1. Technical Field
The present invention relates to a substrate processing apparatus and a substrate processing system having a supply device for a liquid material connected to the substrate processing apparatus, and more particularly, to a vaporizing unit for vaporizing a liquid material or a cleaning system for a liquid material supply device having the vaporizing unit.
2. Description of the Related Art
When a high-permittivity film such as HfO2 and ZrO2 is formed, a material which is liquid at room temperature and atmospheric pressure is mainly used. When a liquid material is supplied to a reaction chamber, it is necessary to vaporize the liquid material using a vaporizer.
As the vaporizer, there is a method for bubbling using an inert gas to supply, and a method for heating and vaporizing to supply. The method for heating and vaporizing is more widely used recently because a greater supply amount can be secured.
FIG. 1 shows a schematic configuration of a heating and vaporizing type vaporizer 242. A liquid material supplied by a liquid material inlet 21 is mixed with a carrier (an inert gas such as N2) supplied from a carrier inlet 27. Then, the liquid material passes through a material introducing pipe 22 and is vaporized in a vaporizing chamber 24 heated by a heater 23, and is sent into a reaction chamber through a vaporized material outlet 25.
Among materials which can be used, TEMAH (Hf(NEtMe)4) has high reactivity with moisture, thereby reacts with moisture included in a carrier N2. This facilitates the creation of a by-product 26, and may cause clogging of a pipe or may cause particles. There are many liquid materials which have extremely high reactivity with moisture or which are easily autolyzed when heated.
Due to such factors, a portion of the liquid material is decomposed in the vaporizing unit and various problems may occur owing to such decomposed matters in some cases.
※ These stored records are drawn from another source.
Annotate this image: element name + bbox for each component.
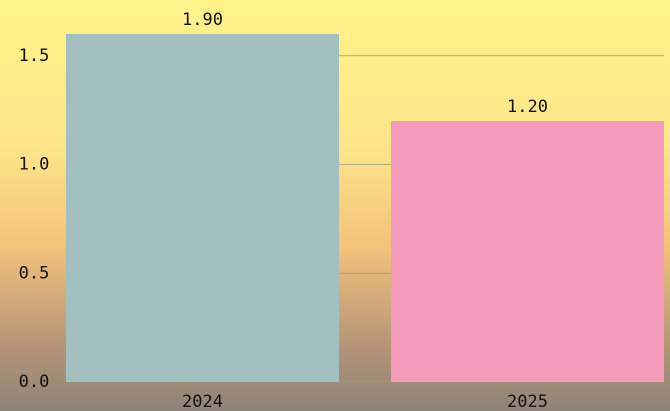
bar: [66, 34, 339, 382]
y-tick-label: 1.5: [19, 46, 50, 66]
bar: [391, 121, 664, 382]
x-tick-label: 2024: [182, 392, 223, 411]
value-label: 1.20: [507, 97, 548, 117]
x-tick-label: 2025: [507, 392, 548, 411]
y-tick-label: 1.0: [19, 155, 50, 175]
y-tick-label: 0.0: [19, 372, 50, 392]
y-tick-label: 0.5: [19, 263, 50, 283]
value-label: 1.90: [182, 10, 223, 30]
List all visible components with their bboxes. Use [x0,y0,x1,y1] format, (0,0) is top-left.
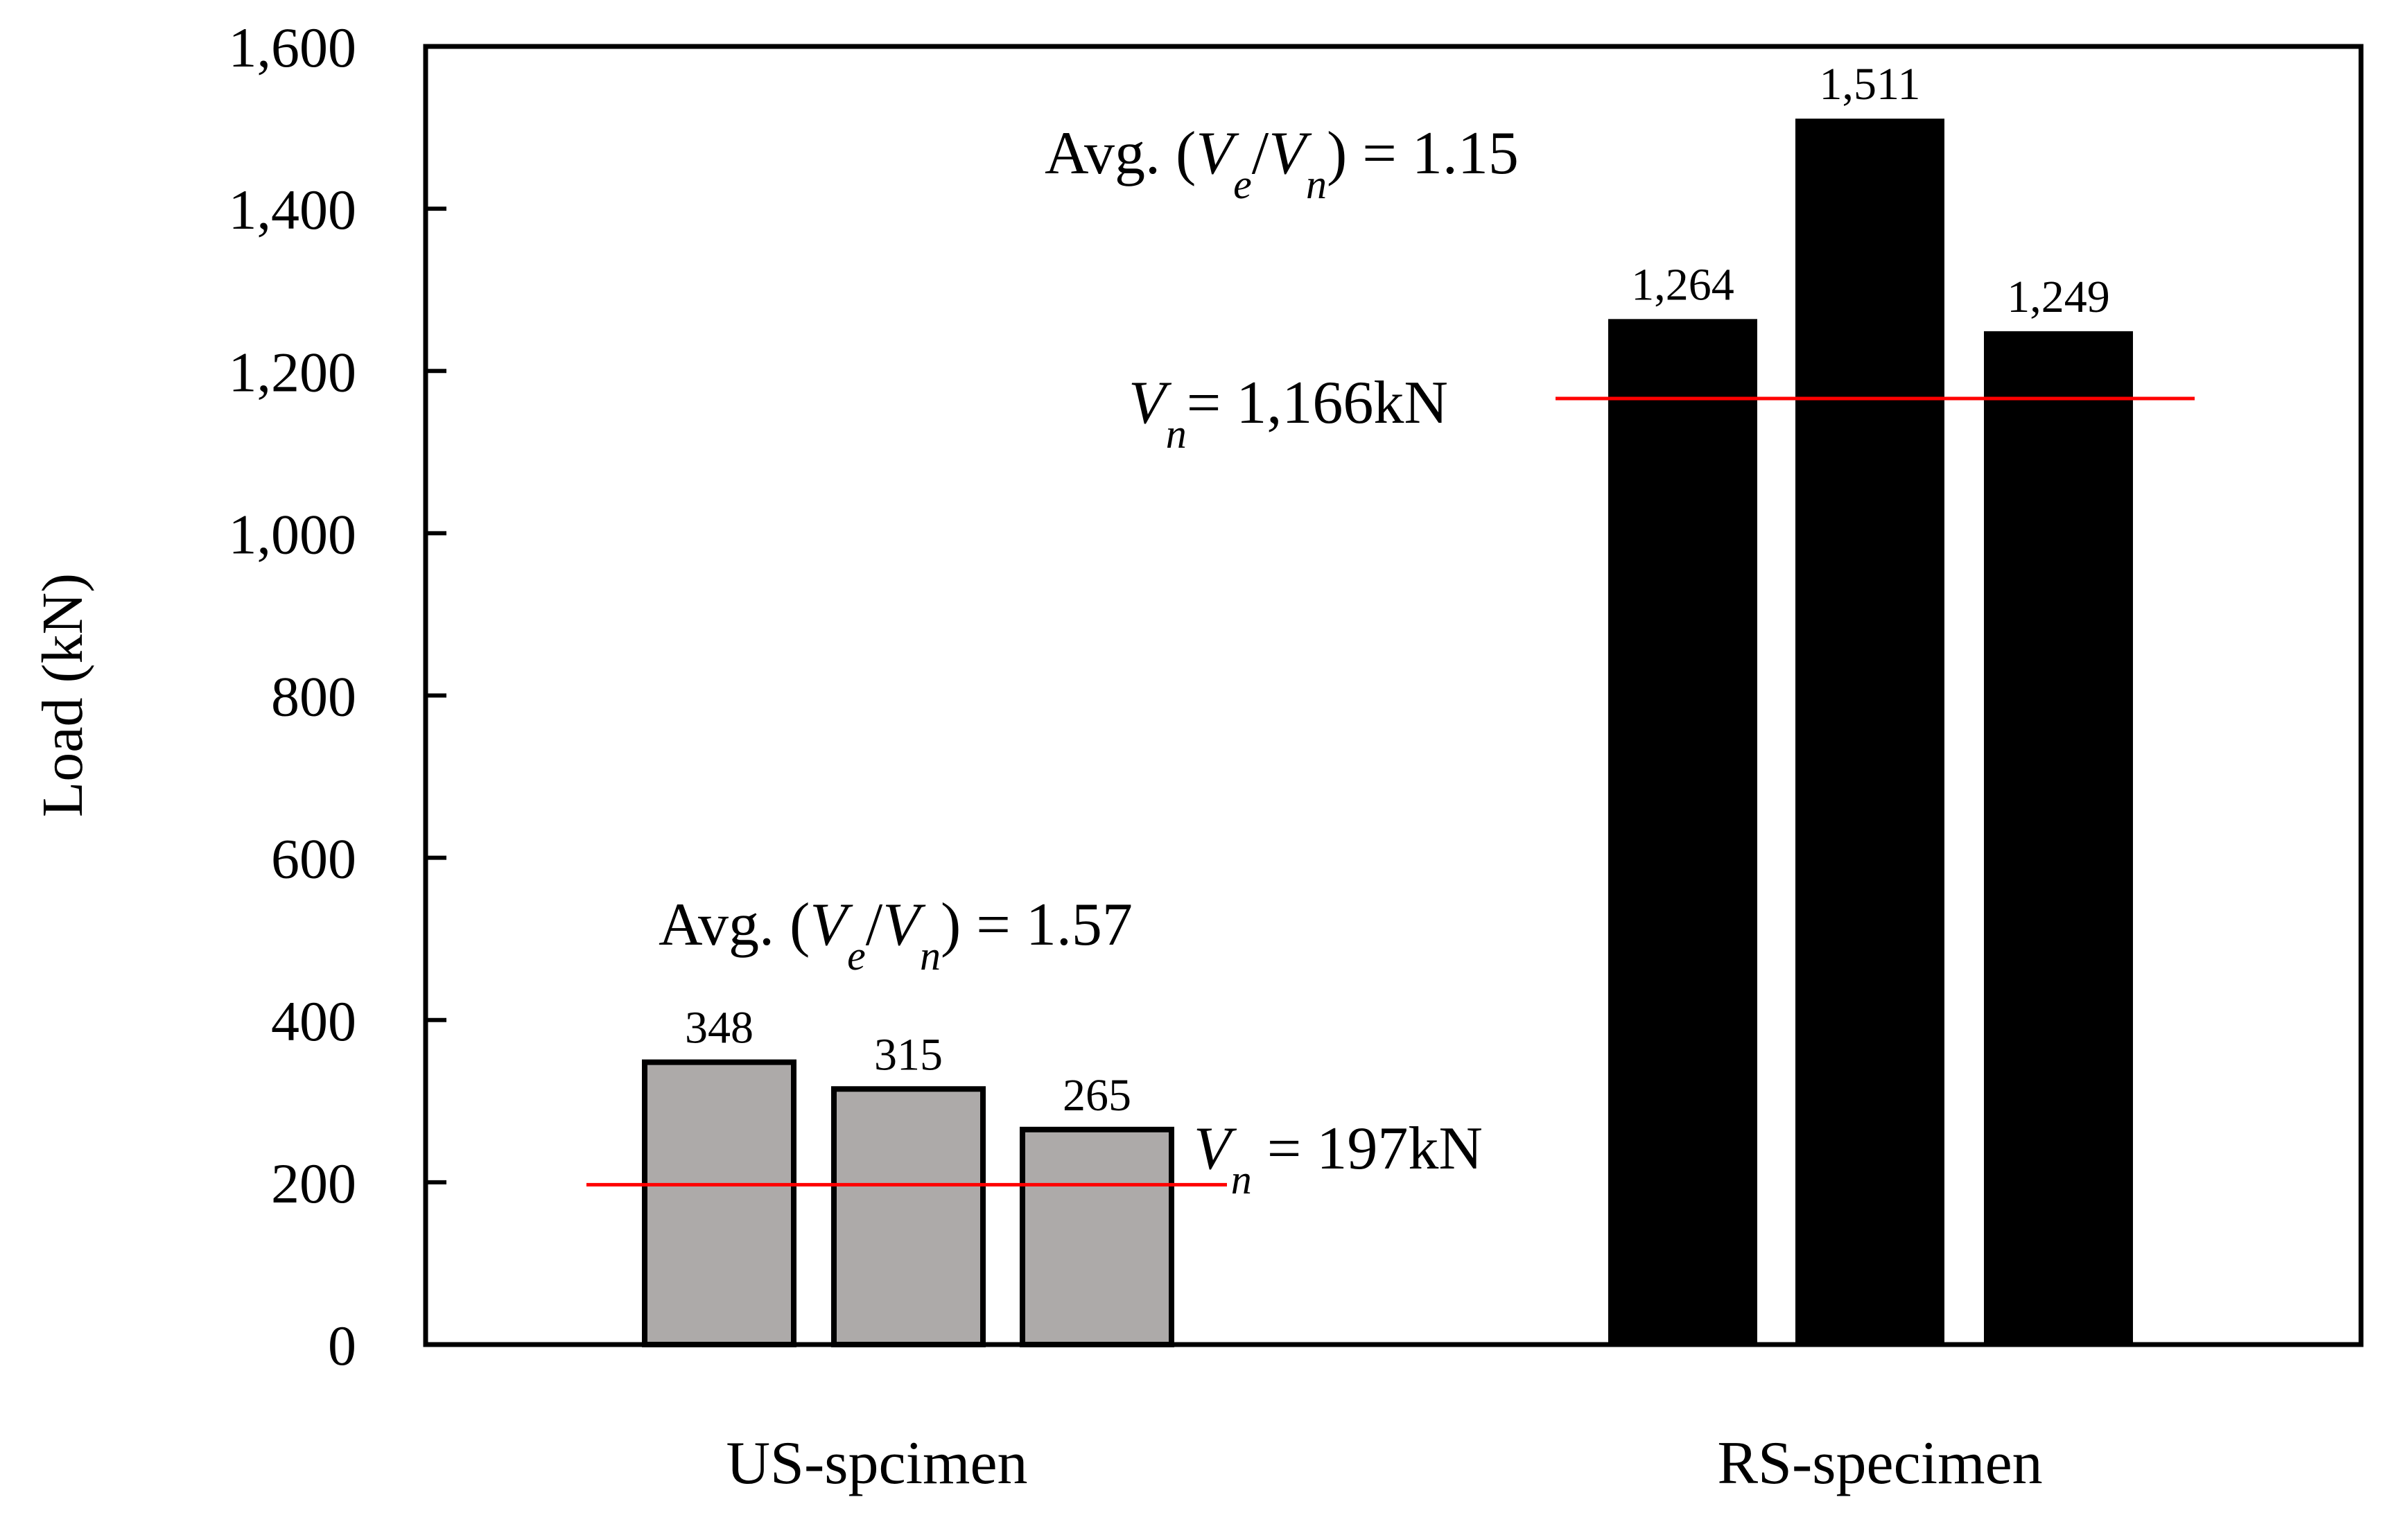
bar-us-spcimen-2 [831,1086,986,1348]
y-tick-label: 200 [271,1152,356,1215]
reference-line-label: Vn= 1,166kN [1129,369,1448,457]
y-tick-label: 1,200 [229,340,357,403]
y-axis-title: Load (kN) [31,573,95,817]
y-axis: 0 200 400 600 800 1,000 1,200 1,400 1,600 [229,16,446,1377]
bars-layer [642,119,2133,1348]
bar-rs-specimen-1 [1608,319,1757,1345]
labels-layer: 348 315 265 US-spcimen Vn = 197kN Avg. (Ve/Vn… [659,59,2110,1497]
x-category-label: RS-specimen [1717,1430,2042,1497]
bar-us-spcimen-1 [642,1059,796,1348]
bar-us-spcimen-3 [1020,1126,1174,1348]
bar-rs-specimen-3 [1984,331,2133,1345]
bar-rs-specimen-2 [1795,119,1944,1345]
bar-value-label: 1,511 [1819,59,1920,110]
bar-value-label: 315 [874,1029,943,1080]
bar-value-label: 348 [685,1003,754,1053]
bar-value-label: 1,264 [1631,259,1734,310]
y-tick-label: 600 [271,828,356,891]
y-tick-label: 1,000 [229,502,357,566]
y-tick-label: 800 [271,665,356,728]
average-ratio-annotation: Avg. (Ve/Vn) = 1.15 [1045,120,1519,207]
reference-line-label: Vn = 197kN [1194,1115,1483,1202]
y-tick-label: 1,400 [229,178,357,241]
bar-value-label: 265 [1063,1070,1131,1121]
bar-value-label: 1,249 [2007,272,2110,322]
x-category-label: US-spcimen [726,1430,1027,1497]
y-tick-label: 0 [328,1314,356,1377]
reference-lines-layer [586,396,2195,1187]
average-ratio-annotation: Avg. (Ve/Vn) = 1.57 [659,891,1133,979]
y-tick-label: 400 [271,990,356,1053]
y-tick-label: 1,600 [229,16,357,79]
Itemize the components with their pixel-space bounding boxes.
When the boiling point of the decomposed matter (by-product) due to moisture or heat is higher than the boiling point of the original liquid material, the decomposed matter is not vaporized in the vaporizing unit, becomes liquid or solid, and is deposited in the vaporizing unit.
The residual material becomes a generation source of dust, or adheres to a surface of an inner wall of the vaporizing unit, lowers the temperature of the vaporizer to deteriorate the vaporizing performance, or narrows a flow passage to hinder the gas flow. Therefore, it is necessary to overhaul the vaporizing unit within a short period.
FIG. 8 shows a reaction mechanism when a film is formed by an ALD method (reference: D. M. Hausmann, E. Kim, J. Becker and R. G. Gordon, Chem. Matter 14 (2002) 4350-4358). For example, when a material is Zr(NMe2)4, first, the Zr(NMe2)4 is adsorbed in Si—OH on a substrate and Me2N—H is separated. Then, when H2O is used as oxidizer, Me2N— which is attached to Zr is separated as Me2N—H by substitution reaction with H2O and Zr—OH is formed. If H2O is included in a carrier gas, since Zr(NMe2)4 and H2O exist at the same time, a cluster such as (NMe2)n(OH)mZrOl is formed and this causes particles.